Tesla’s Tape Tests: Optimizing Small Things

By Kyle Proffitt

April 1, 2024 | Steve He, Manager, Cell Development, Tesla Motors, wanted to talk about adhesive tape. He addressed the audience of the 2024 International Battery Seminar to explore the “little things” that can impact battery life and efficiency. We often talk about batteries as though they’re really just 4 components—cathode, separator, anode, and electrolyte, but He reminded us, “there’s a lot more parts in an actual cell than those 4 materials”.

Like Jeff Dahn, another Florida Battery plenary speaker, He brought a focus to the jelly roll architecture of cylindrical cells, but he pointed to some blue adhesive tape used to hold it together and said the composition of that tape can have surprising effects.

The basis for his concern stems from a 2023 Nature Materials paper that studied polyethylene terephthalate (PET) tape undergoing depolymerization to release dimethyl terephthalate (DMT). DMT is problematic because it can act as a redox shuttle and cause substantial self-discharge. This is of course undesirable for a battery that is intended to hold charge.

The reported work, from Michael Metzger’s at Dalhousie University, showed that PET decomposition requires methanol and lithium methoxide, byproducts of the common electrolyte solvent dimethyl carbonate formed in the presence of water and reduction at the anode, respectively. “Without these reagents, you can’t have this reaction,” He said.

He also pointed to an email from Jeff Dahn expressing concern about whether Tesla was using PET in its designs. They apparently were not, but the discussion prompted a deeper exploration. He’s group wondered if polybutylene terephthalate (PBT), a common engineering polymer that Tesla uses in some cell designs, could undergo a similar reaction. He expected it would, as PBT is very similar to PET, having only 2 extra carbons separating the terephthalate groups.

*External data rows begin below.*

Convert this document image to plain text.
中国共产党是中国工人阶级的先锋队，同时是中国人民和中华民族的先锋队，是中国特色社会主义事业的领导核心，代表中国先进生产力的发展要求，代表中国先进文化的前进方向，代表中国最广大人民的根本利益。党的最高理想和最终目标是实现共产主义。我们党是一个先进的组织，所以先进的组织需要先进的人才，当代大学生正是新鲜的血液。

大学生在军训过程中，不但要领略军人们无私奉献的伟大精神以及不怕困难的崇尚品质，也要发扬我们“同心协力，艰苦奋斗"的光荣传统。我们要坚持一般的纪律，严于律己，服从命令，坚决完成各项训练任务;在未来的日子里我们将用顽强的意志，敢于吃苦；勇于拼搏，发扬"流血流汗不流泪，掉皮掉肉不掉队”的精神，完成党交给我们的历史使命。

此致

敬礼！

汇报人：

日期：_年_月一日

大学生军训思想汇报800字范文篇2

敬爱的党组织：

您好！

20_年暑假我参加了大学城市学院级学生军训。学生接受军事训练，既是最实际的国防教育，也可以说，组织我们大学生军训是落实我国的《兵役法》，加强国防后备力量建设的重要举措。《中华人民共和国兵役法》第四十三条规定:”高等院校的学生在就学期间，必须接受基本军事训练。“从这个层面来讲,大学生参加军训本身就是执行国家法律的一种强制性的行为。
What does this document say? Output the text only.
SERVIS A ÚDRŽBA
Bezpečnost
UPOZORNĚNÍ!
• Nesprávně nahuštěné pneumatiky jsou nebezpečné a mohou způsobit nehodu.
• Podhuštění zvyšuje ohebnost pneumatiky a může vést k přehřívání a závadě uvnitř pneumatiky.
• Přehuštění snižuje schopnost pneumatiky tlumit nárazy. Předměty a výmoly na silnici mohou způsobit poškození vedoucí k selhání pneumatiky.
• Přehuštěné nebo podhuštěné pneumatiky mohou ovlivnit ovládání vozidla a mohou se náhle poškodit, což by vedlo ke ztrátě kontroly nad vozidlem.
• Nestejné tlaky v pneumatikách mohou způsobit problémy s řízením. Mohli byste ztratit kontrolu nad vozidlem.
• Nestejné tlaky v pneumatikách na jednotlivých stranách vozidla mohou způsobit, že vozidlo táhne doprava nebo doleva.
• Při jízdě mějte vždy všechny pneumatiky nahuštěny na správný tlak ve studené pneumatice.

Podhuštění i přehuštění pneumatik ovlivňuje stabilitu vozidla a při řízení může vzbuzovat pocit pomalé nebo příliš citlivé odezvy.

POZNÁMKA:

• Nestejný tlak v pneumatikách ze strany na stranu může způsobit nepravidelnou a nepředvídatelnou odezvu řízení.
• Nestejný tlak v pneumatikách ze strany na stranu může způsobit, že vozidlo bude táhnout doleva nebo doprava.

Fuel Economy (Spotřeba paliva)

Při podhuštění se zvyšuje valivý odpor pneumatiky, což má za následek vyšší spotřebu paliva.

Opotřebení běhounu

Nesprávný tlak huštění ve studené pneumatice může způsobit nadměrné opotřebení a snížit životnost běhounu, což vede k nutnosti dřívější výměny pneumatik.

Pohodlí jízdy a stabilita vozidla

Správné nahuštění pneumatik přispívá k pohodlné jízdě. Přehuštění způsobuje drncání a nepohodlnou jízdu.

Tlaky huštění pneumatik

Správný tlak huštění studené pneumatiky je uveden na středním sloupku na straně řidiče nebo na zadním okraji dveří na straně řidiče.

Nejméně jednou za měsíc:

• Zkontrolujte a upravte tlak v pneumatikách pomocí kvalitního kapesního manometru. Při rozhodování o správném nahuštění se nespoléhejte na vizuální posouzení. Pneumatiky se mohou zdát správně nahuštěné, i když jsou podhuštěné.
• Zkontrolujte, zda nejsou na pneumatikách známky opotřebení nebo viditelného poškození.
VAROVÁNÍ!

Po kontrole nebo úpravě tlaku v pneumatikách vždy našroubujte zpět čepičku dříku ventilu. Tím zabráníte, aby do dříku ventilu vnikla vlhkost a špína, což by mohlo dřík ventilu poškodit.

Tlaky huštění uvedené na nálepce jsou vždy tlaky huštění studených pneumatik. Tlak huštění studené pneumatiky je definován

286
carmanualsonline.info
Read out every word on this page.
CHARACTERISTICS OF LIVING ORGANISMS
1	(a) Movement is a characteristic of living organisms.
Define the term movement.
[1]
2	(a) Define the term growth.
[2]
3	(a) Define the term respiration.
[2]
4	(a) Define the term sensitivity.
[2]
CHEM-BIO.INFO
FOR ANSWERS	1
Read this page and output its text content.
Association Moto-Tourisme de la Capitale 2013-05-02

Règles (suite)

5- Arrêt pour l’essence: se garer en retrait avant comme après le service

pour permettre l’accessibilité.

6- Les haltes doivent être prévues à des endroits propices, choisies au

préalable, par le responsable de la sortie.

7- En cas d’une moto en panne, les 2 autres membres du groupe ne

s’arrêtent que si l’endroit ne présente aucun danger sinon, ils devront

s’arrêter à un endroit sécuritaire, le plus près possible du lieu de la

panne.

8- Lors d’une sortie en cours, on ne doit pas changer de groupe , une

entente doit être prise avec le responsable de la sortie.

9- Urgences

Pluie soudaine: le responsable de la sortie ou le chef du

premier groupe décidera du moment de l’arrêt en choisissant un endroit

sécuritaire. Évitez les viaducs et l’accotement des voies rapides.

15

He’s group consulted with Anu Adamson, lead researcher in the Nature Materials study, and adopted the group’s methods. This involved mixing PBT with dimethyl carbonate, spiking in methanol and lithium methoxide, and heating to accelerate the process. They then analyzed the mixture using GC-MS. DMT formation was detected, and the PBT dissolved, discoloring the solution. However, when they repeated the experiment using a full-formulation electrolyte including salts and additives, the DMT was surprisingly no longer formed. He was not yet satisfied, however, desiring to understand the mechanism of PBT protection. After “a lot of additional testing,” their group was able to pinpoint two additives that independently prevent PBT depolymerization. He said these additives (which he did not disclose) work by consuming the methanol or the lithium methoxide.

Electrolyte Matters

He took a slight turn at this point to discuss the merits of electrolytes. “We still think there’s plenty of opportunities in developing conventional electrolytes,” He said. Starting with the salt, he showed the more common variants such as LiPF6 and LiBOB, but pointed to LiFSi as a salt that Tesla really likes. According to He, LiFSi has allowed a 10% reduction in fast-charge time, an increase in thermal runaway temperature, and increased capacity retention. Electrolyte solvents were also discussed, and He expressed interest in the use of esters, saying fast-charge time can be reduced up to 40% compared with carbonate solutions. However, esters suffer from capacity retention loss due to side reactions. He is hopeful that further exploration of different electrolyte solvents will greatly assist rapid charging without capacity sacrifice.

He then turned back to the additives, small molecules usually added in less than one percent by weight. “They have enormous impact on the performance of cells. Our management tends to call additives magic pixie dust, because you just sprinkle some in and it does completely amazing things depending on which additive package you choose,” He said. A report from Jeff Dahn’s group was shown in which additives can drastically affect battery longevity, increasing from 200 to 600 cycles with these simple additions.

He showed a table of 13 different additives (again, structures undisclosed) that Tesla uses to enhance performance, including in the areas of reliability, fast-charge, and longevity, through mechanisms such as metal chelation and electrode passivation.

He also discussed electrolyte cost breakdown: 50% lithium salts, 25% solvent, and 25% additives. Some of those additives come with surcharges related to intellectual property, and this may not be desirable going forward, He said. “As we scale to terawatt hours of production, being single-source in terms of IP-locked additives is going to be a roadblock.” He called on the community to continue work in this area to help in the collective goal of advancing a renewable energy economy.

Finally, we returned to the tape. He said that Tesla conducted several more tests involving actual batteries, both Tesla-developed cells and vendor-supplied cells used in Tesla products (some of which do use PET tape), including in aged conditions. He also highlighted the cells that use LFSi, saying this also reacts with DMT. In all cases thus far (some aging continues), no degradation products have been observed. “Thank goodness,” He said. His thesis point, if not already apparent, was explicitly stated to close his presentation: “small things matter.”